Directory toevoegen aan pad in Linux

Add Directory Path Linux



Elke keer dat u een opdracht uitvoert op een Linux-terminal, geeft u in feite de shell opdracht om een ​​uitvoerbaar programma uit te voeren met de opgegeven naam. Uitvoerbare programma's, inclusief eenvoudige programma's zoals ls, mkdir, touch en find, bevinden zich in speciale mappen op het bestandssysteem. In Linux omvatten mappen die dergelijke uitvoerbare programma's bevatten:

/usr/sbin
/ben/usr/lokaal/ben
/usr/lokaal/ben
/ben
/usr/ben
/snap/ben
/sbin
/usr/spellen
/usr/lokaal/spellen

Een bestand met uitvoerbare machtigingen in een van die mappen kan vanaf elke locatie binnen de Linux-terminal worden uitgevoerd.







Dus, de vraag smeekt, hoe weet de Linux-shell waar hij naar de programma's moet zoeken? Het begint de zoekopdracht niet vanuit de huidige map of ergens willekeurig in het bestandssysteem. De schaal vertrouwt op de $PATH variabel.

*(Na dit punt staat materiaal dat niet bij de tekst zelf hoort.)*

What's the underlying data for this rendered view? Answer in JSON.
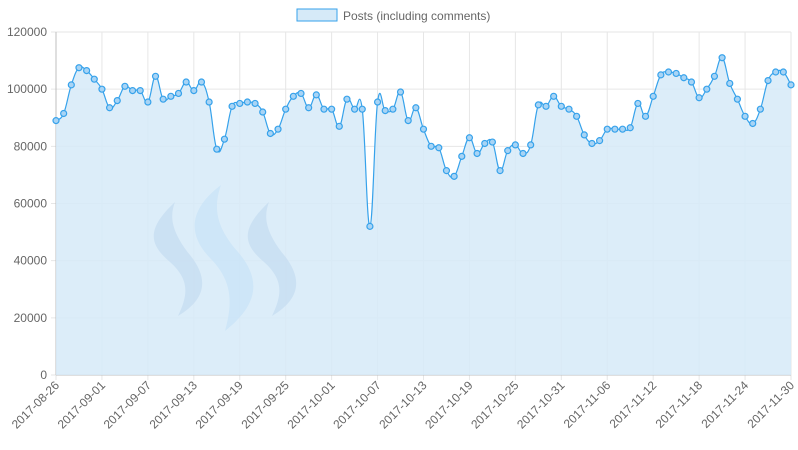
{
  "chart_data": {
    "type": "area",
    "title": "",
    "xlabel": "",
    "ylabel": "",
    "ylim": [
      0,
      120000
    ],
    "y_ticks": [
      0,
      20000,
      40000,
      60000,
      80000,
      100000,
      120000
    ],
    "y_tick_labels": [
      "0",
      "20000",
      "40000",
      "60000",
      "80000",
      "100000",
      "120000"
    ],
    "x_tick_labels": [
      "2017-08-26",
      "2017-09-01",
      "2017-09-07",
      "2017-09-13",
      "2017-09-19",
      "2017-09-25",
      "2017-10-01",
      "2017-10-07",
      "2017-10-13",
      "2017-10-19",
      "2017-10-25",
      "2017-10-31",
      "2017-11-06",
      "2017-11-12",
      "2017-11-18",
      "2017-11-24",
      "2017-11-30"
    ],
    "x_start": "2017-08-26",
    "x_end": "2017-11-30",
    "grid": true,
    "legend": "top-center",
    "colors": {
      "line": "#36a2eb",
      "fill": "#d6eaf8",
      "grid": "#e6e6e6",
      "logo_dark": "#6c8fc7",
      "logo_light": "#7fbbf3"
    },
    "watermark": "steem-logo",
    "series": [
      {
        "name": "Posts (including comments)",
        "values": [
          89000,
          91500,
          101500,
          107500,
          106500,
          103500,
          100000,
          93500,
          96000,
          101000,
          99500,
          99500,
          95500,
          104500,
          96500,
          97500,
          98500,
          102500,
          99500,
          102500,
          95500,
          79000,
          82500,
          94000,
          95000,
          95500,
          95000,
          92000,
          84500,
          86000,
          93000,
          97500,
          98500,
          93500,
          98000,
          93000,
          93000,
          87000,
          96500,
          93000,
          93000,
          52000,
          95500,
          92500,
          93000,
          99000,
          89000,
          93500,
          86000,
          80000,
          79500,
          71500,
          69500,
          76500,
          83000,
          77500,
          81000,
          81500,
          71500,
          78500,
          80500,
          77500,
          80500,
          94500,
          94000,
          97500,
          94000,
          93000,
          90500,
          84000,
          81000,
          82000,
          86000,
          86000,
          86000,
          86500,
          95000,
          90500,
          97500,
          105000,
          106000,
          105500,
          104000,
          102500,
          97000,
          100000,
          104500,
          111000,
          102000,
          96500,
          90500,
          88000,
          93000,
          103000,
          106000,
          106000,
          101500
        ]
      }
    ]
  }
}
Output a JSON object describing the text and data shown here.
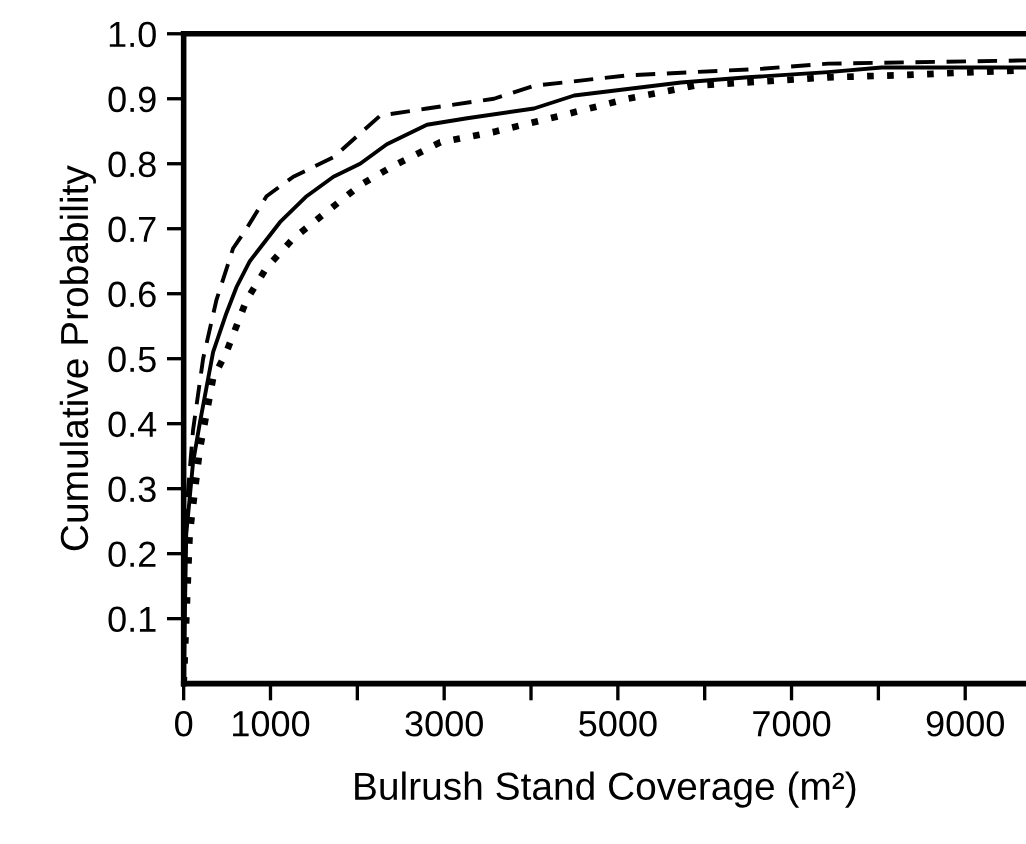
{
  "chart_data": {
    "type": "line",
    "xlabel": "Bulrush Stand Coverage (m²)",
    "ylabel": "Cumulative Probability",
    "xlim": [
      0,
      9700
    ],
    "ylim": [
      0,
      1.0
    ],
    "xticks": [
      0,
      1000,
      {
        "value": 2000,
        "label": null
      },
      3000,
      {
        "value": 4000,
        "label": null
      },
      5000,
      {
        "value": 6000,
        "label": null
      },
      7000,
      {
        "value": 8000,
        "label": null
      },
      9000
    ],
    "yticks": [
      0.1,
      0.2,
      0.3,
      0.4,
      0.5,
      0.6,
      0.7,
      0.8,
      0.9,
      {
        "value": 1,
        "label": "1.0"
      }
    ],
    "grid": false,
    "legend": false,
    "marker": "none",
    "series": [
      {
        "color": "#000000",
        "line_style": "solid",
        "x": [
          0,
          30,
          108,
          185,
          339,
          492,
          608,
          762,
          877,
          1109,
          1416,
          1725,
          2032,
          2340,
          2802,
          3264,
          4034,
          4497,
          5727,
          6497,
          7421,
          8036,
          9700
        ],
        "values": [
          0.0,
          0.23,
          0.34,
          0.4,
          0.51,
          0.57,
          0.61,
          0.65,
          0.67,
          0.71,
          0.75,
          0.78,
          0.8,
          0.83,
          0.86,
          0.87,
          0.885,
          0.905,
          0.925,
          0.933,
          0.941,
          0.948,
          0.948
        ]
      },
      {
        "color": "#000000",
        "line_style": "dashed",
        "x": [
          0,
          10,
          108,
          224,
          377,
          570,
          723,
          954,
          1263,
          1725,
          2263,
          2802,
          3573,
          4034,
          5112,
          6651,
          7421,
          9700
        ],
        "values": [
          0.0,
          0.23,
          0.39,
          0.5,
          0.59,
          0.67,
          0.7,
          0.75,
          0.78,
          0.81,
          0.874,
          0.885,
          0.9,
          0.92,
          0.936,
          0.946,
          0.954,
          0.959
        ]
      },
      {
        "color": "#000000",
        "line_style": "dotted",
        "x": [
          0,
          69,
          185,
          339,
          492,
          723,
          954,
          1263,
          1647,
          2032,
          2418,
          2956,
          3573,
          4342,
          5112,
          5882,
          7421,
          8192,
          9700
        ],
        "values": [
          0.0,
          0.23,
          0.36,
          0.47,
          0.51,
          0.59,
          0.64,
          0.685,
          0.726,
          0.767,
          0.797,
          0.833,
          0.849,
          0.874,
          0.9,
          0.92,
          0.933,
          0.936,
          0.944
        ]
      }
    ]
  }
}
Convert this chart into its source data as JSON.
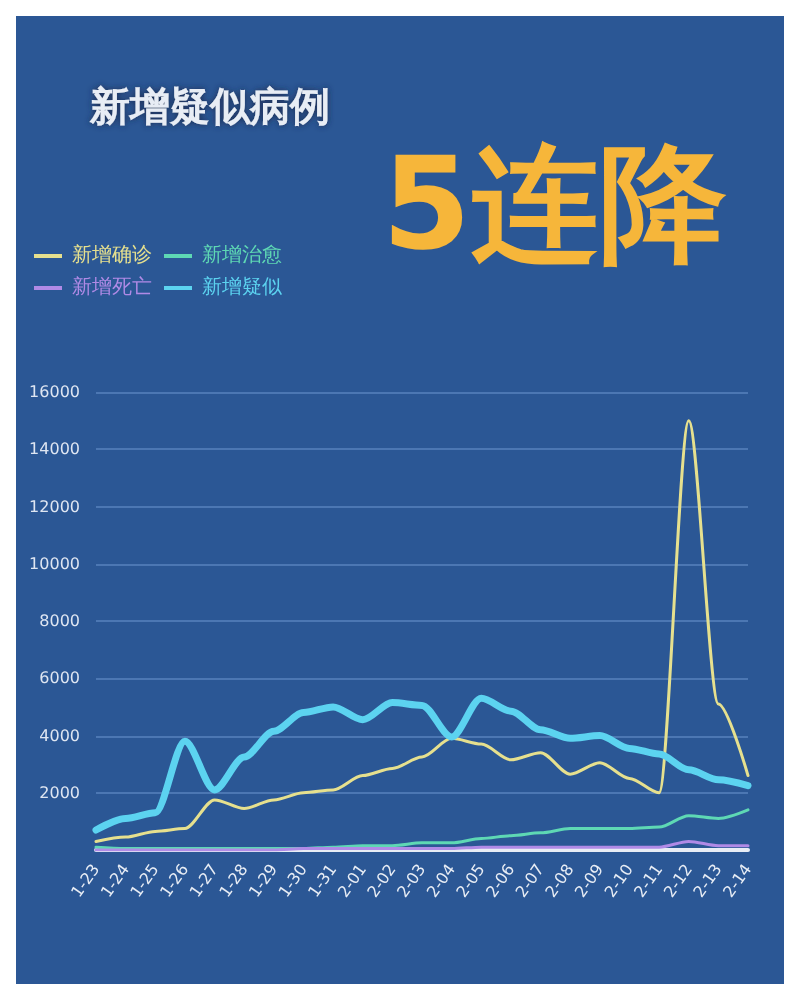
{
  "chart_data": {
    "type": "line",
    "title": "新增疑似病例",
    "subtitle": "5连降",
    "categories": [
      "1-23",
      "1-24",
      "1-25",
      "1-26",
      "1-27",
      "1-28",
      "1-29",
      "1-30",
      "1-31",
      "2-01",
      "2-02",
      "2-03",
      "2-04",
      "2-05",
      "2-06",
      "2-07",
      "2-08",
      "2-09",
      "2-10",
      "2-11",
      "2-12",
      "2-13",
      "2-14"
    ],
    "series": [
      {
        "name": "新增确诊",
        "color": "#e6e08e",
        "values": [
          300,
          450,
          650,
          750,
          1750,
          1450,
          1750,
          2000,
          2100,
          2600,
          2850,
          3250,
          3900,
          3700,
          3150,
          3400,
          2650,
          3050,
          2500,
          2000,
          15000,
          5100,
          2600
        ]
      },
      {
        "name": "新增治愈",
        "color": "#5ed8b4",
        "values": [
          100,
          50,
          50,
          50,
          50,
          50,
          50,
          50,
          100,
          150,
          150,
          250,
          250,
          400,
          500,
          600,
          750,
          750,
          750,
          800,
          1200,
          1100,
          1400
        ]
      },
      {
        "name": "新增死亡",
        "color": "#b08ae6",
        "values": [
          0,
          0,
          0,
          0,
          0,
          0,
          0,
          50,
          50,
          50,
          50,
          50,
          50,
          100,
          100,
          100,
          100,
          100,
          100,
          100,
          300,
          150,
          150
        ]
      },
      {
        "name": "新增疑似",
        "color": "#5cd3f0",
        "values": [
          700,
          1100,
          1300,
          3800,
          2100,
          3250,
          4150,
          4800,
          5000,
          4550,
          5150,
          5050,
          3950,
          5300,
          4850,
          4200,
          3900,
          4000,
          3550,
          3350,
          2800,
          2450,
          2250
        ]
      }
    ],
    "ylim": [
      0,
      16000
    ],
    "yticks": [
      {
        "value": 0,
        "label": null
      },
      2000,
      4000,
      6000,
      8000,
      10000,
      12000,
      14000,
      16000
    ],
    "grid": "y",
    "legend": "top left",
    "marker": "none",
    "line_style": "solid"
  }
}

Wat is de $PATH-variabele?

$PATH is een omgevingsvariabele die de shell vertelt waar het uitvoerbare bestand moet worden gevonden. Er zijn verschillende mappen gedefinieerd in de $PATH variabel. Om mappen in uw . weer te geven $PATH , voer de opdracht uit:



$gooide uit $PATH





Om de map te vinden waar een uitvoerbaar commando zich bevindt, gebruikt u de die commando als volgt:

$die opdracht

Om bijvoorbeeld te lokaliseren waar het uitvoerbare bestand voor de pwd commando, voer het commando uit:



$die pwd

Uit de uitvoer kunnen we zien dat het uitvoerbare bestand zich in de bevindt /ben map. Voor de aanraken commando, het uitvoerbare bestand bevindt zich in de /usr/bin map.

Een map toevoegen aan $PATH

Stel dat je een eenvoudig shellscript hebt met de naam de groeten .sh die wordt afgedrukt Hallo Wereld geplaatst in de / home/james/bestanden map. Standaard is de map nog niet gedefinieerd in de $PATH variabel. Om het script vanaf elke locatie of map uit te voeren, moet u het absolute pad naar het script opgeven. Nu kan dit omslachtig en tijdrovend zijn.

Om het script globaal uit te voeren (ongeacht uw locatie in het bestandssysteem) zonder het volledige pad naar het script op te geven, moet u de map met het script toevoegen aan de $PATH variabele met behulp van de onderstaande syntaxis.

$exporteren PAD=$PATH:/pad/tot/map/met/het dossier

In dit geval is de opdracht:

$exporteren PAD=$PATH:/huis/james/bestanden

Je zou nu in staat moeten zijn om het script aan te roepen of uit te voeren vanuit elke map binnen je Linux-systeem zonder het absolute pad naar het script op te geven, zoals weergegeven.

Hoe de map permanent aan de $PATH-variabele toe te voegen

Het pad dat we zojuist hebben gedefinieerd naar $PATH is slechts tijdelijk en blijft niet bestaan ​​wanneer u de terminal sluit of uw systeem opnieuw opstart. Het werkt alleen in de huidige shell-sessie. Als u afsluit en een andere sessie start, komt u de fout tegen zoals weergegeven.

Om de wijzigingen te behouden, definieert u de $PATH-variabele in de ~.bashrc configuratiebestand. Open hiervoor het configuratiebestand.

$sudo ik kwam~/.bashrc

Voeg vervolgens de regel toe zoals weergegeven.

$exporteren PAD=$PATH:/huis/james/bestanden

Sla daarna op en sluit af. Roep als volgt het source-commando aan om de nieuwe wijzigingen te laden:

$bron~/.bashrc

Om de toevoeging van de directory aan $PATH te verifiëren, voert u de opdracht uit zoals weergegeven.

$gooide uit $PATH

Afsluiten

En daar heb je het, jongens! We zijn erin geslaagd om de map met succes toe te voegen aan $PATH op Linux. Zoals je hebt gezien, is het best handig en duidelijk, vooral als je het script of de applicatie regelmatig vanuit de shell aanroept. Dezelfde commando's werken voor elke Linux-smaak.